Executive order targets Internet monitoring in Syria and Iran

AP photo

President Obama issued an executive order Monday authorizing sanctions against Syrian intelligence chief Ali Mamluk and other Syrian and Iranian officials and agencies for using the Internet, cellphones and other new technology to commit human rights abuses.

The directive described Syrian and Iranian efforts to monitor, track, disrupt or outright block citizens' Internet and cellphone access. It also targets companies that sell that tracking technology to the regimes.

In addition to Mamluk, the order names Iran's Revolutionary Guard Corps, Ministry of Intelligence and Security, and law enforcement. It also named the Syrian telecom company Syriatel and the Iranian telecom firm Datak, both of which have assisted their governments in tracking and blocking dissidents' Internet communication, the Treasury Department said in a fact sheet describing the order.

"The [executive order] sends a clear message that the United States condemns the continuing campaigns of violence and human rights abuses against the people of Syria and Iran by their governments and provides a tool to hold accountable those who assist in or enable such abuses through the use of information and communications technology," Treasury stated.

Social media and other online communication greatly facilitated organizing among protesters during the Green Revolution following Iran's disputed 2009 presidential election and the Arab spring protests beginning in 2010.

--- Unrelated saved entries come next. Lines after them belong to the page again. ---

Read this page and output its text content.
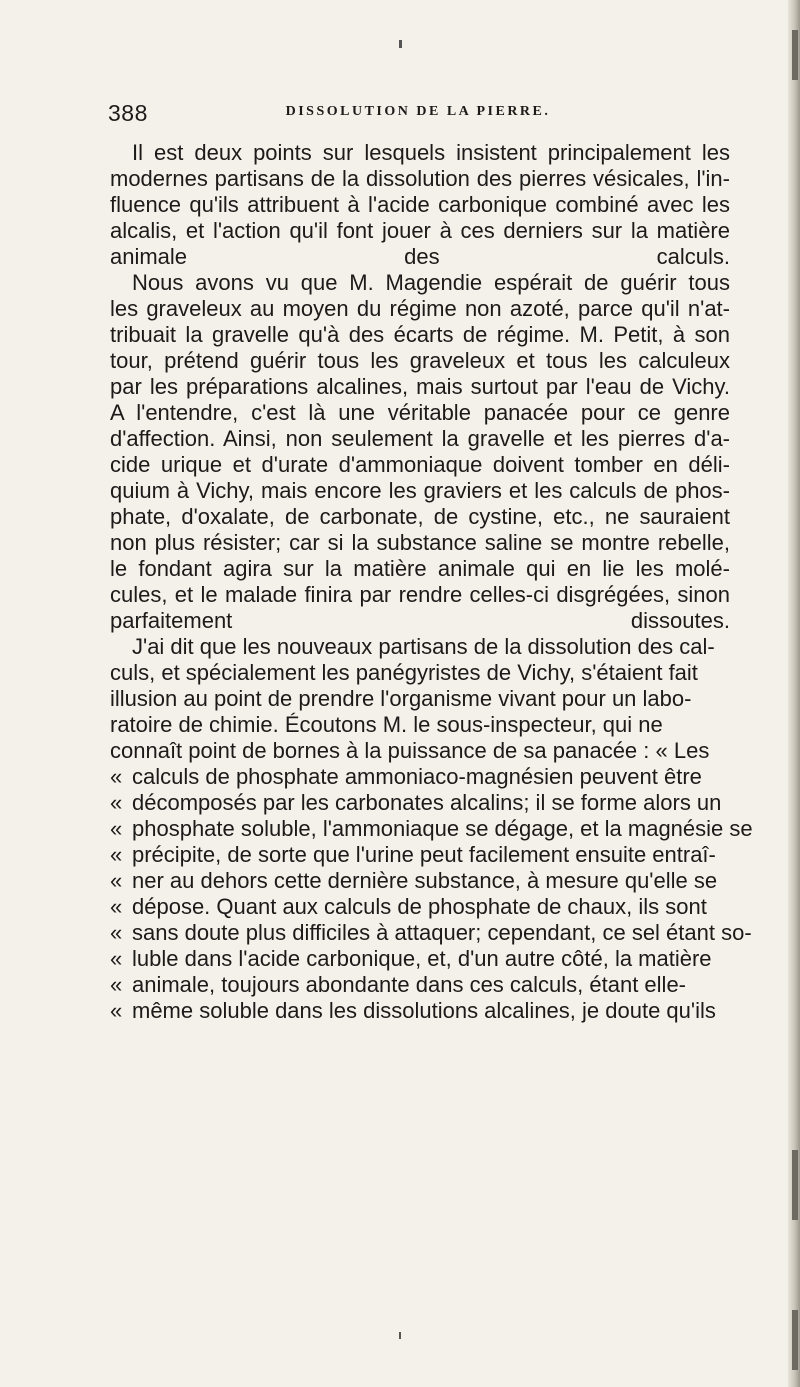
388	DISSOLUTION DE LA PIERRE.

Il est deux points sur lesquels insistent principalement les
modernes partisans de la dissolution des pierres vésicales, l'in-
fluence qu'ils attribuent à l'acide carbonique combiné avec les
alcalis, et l'action qu'il font jouer à ces derniers sur la matière
animale des calculs.

Nous avons vu que M. Magendie espérait de guérir tous
les graveleux au moyen du régime non azoté, parce qu'il n'at-
tribuait la gravelle qu'à des écarts de régime. M. Petit, à son
tour, prétend guérir tous les graveleux et tous les calculeux
par les préparations alcalines, mais surtout par l'eau de Vichy.
A l'entendre, c'est là une véritable panacée pour ce genre
d'affection. Ainsi, non seulement la gravelle et les pierres d'a-
cide urique et d'urate d'ammoniaque doivent tomber en déli-
quium à Vichy, mais encore les graviers et les calculs de phos-
phate, d'oxalate, de carbonate, de cystine, etc., ne sauraient
non plus résister; car si la substance saline se montre rebelle,
le fondant agira sur la matière animale qui en lie les molé-
cules, et le malade finira par rendre celles-ci disgrégées, sinon
parfaitement dissoutes.

J'ai dit que les nouveaux partisans de la dissolution des cal-
culs, et spécialement les panégyristes de Vichy, s'étaient fait
illusion au point de prendre l'organisme vivant pour un labo-
ratoire de chimie. Écoutons M. le sous-inspecteur, qui ne
connaît point de bornes à la puissance de sa panacée : « Les
« calculs de phosphate ammoniaco-magnésien peuvent être
« décomposés par les carbonates alcalins; il se forme alors un
« phosphate soluble, l'ammoniaque se dégage, et la magnésie se
« précipite, de sorte que l'urine peut facilement ensuite entraî-
« ner au dehors cette dernière substance, à mesure qu'elle se
« dépose. Quant aux calculs de phosphate de chaux, ils sont
« sans doute plus difficiles à attaquer; cependant, ce sel étant so-
« luble dans l'acide carbonique, et, d'un autre côté, la matière
« animale, toujours abondante dans ces calculs, étant elle-
« même soluble dans les dissolutions alcalines, je doute qu'ils
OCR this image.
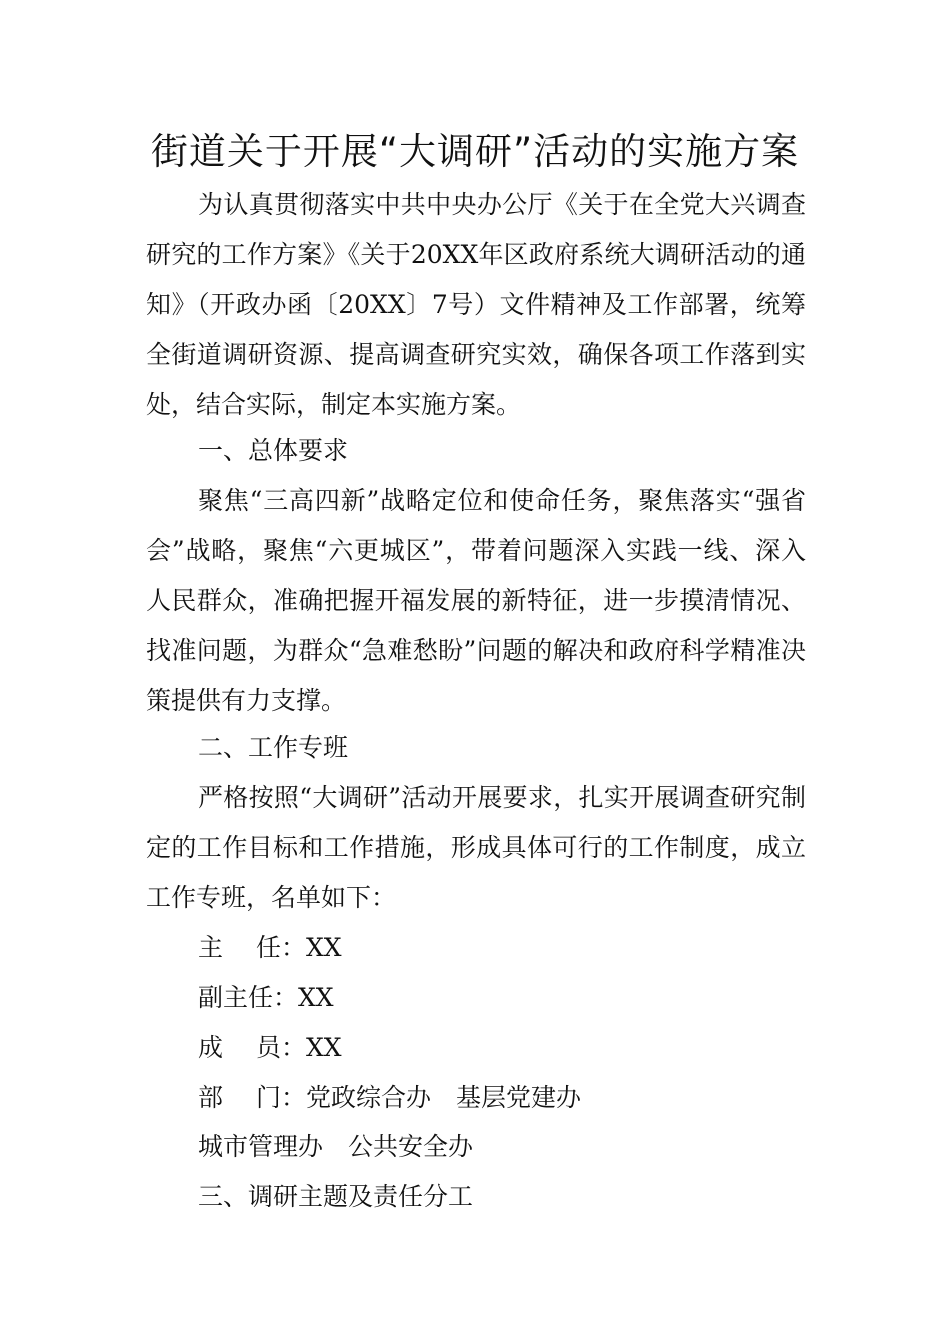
街道关于开展“大调研”活动的实施方案

为认真贯彻落实中共中央办公厅《关于在全党大兴调查研究的工作方案》《关于20XX年区政府系统大调研活动的通知》（开政办函〔20XX〕7号）文件精神及工作部署，统筹全街道调研资源、提高调查研究实效，确保各项工作落到实处，结合实际，制定本实施方案。

一、总体要求

聚焦“三高四新”战略定位和使命任务，聚焦落实“强省会”战略，聚焦“六更城区”，带着问题深入实践一线、深入人民群众，准确把握开福发展的新特征，进一步摸清情况、找准问题，为群众“急难愁盼”问题的解决和政府科学精准决策提供有力支撑。

二、工作专班

严格按照“大调研”活动开展要求，扎实开展调查研究制定的工作目标和工作措施，形成具体可行的工作制度，成立工作专班，名单如下：

主　 任：XX
副主任：XX
成　 员：XX
部　 门：党政综合办　基层党建办
城市管理办　公共安全办
三、调研主题及责任分工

Regimes inside and outside the Arab world have long relied on various forms of Internet monitoring, tracking and manipulation. Monday's executive order targets only Iran and Syria, both of which are already subject to numerous other U.S. sanctions.

Syrian President Basher Assad's government has faced months of uprisings against its rule. The United States, so far, has failed to push significant international sanctions against Syria through the United Nations Security Council but won approval earlier this month to send 300 observers to monitor a tenuous cease-fire.

Secretary of State Hillary Clinton has made global Internet freedom a major priority of her tenure. U.S. officials have launched numerous programs to help dissidents and citizens circumvent Internet monitoring.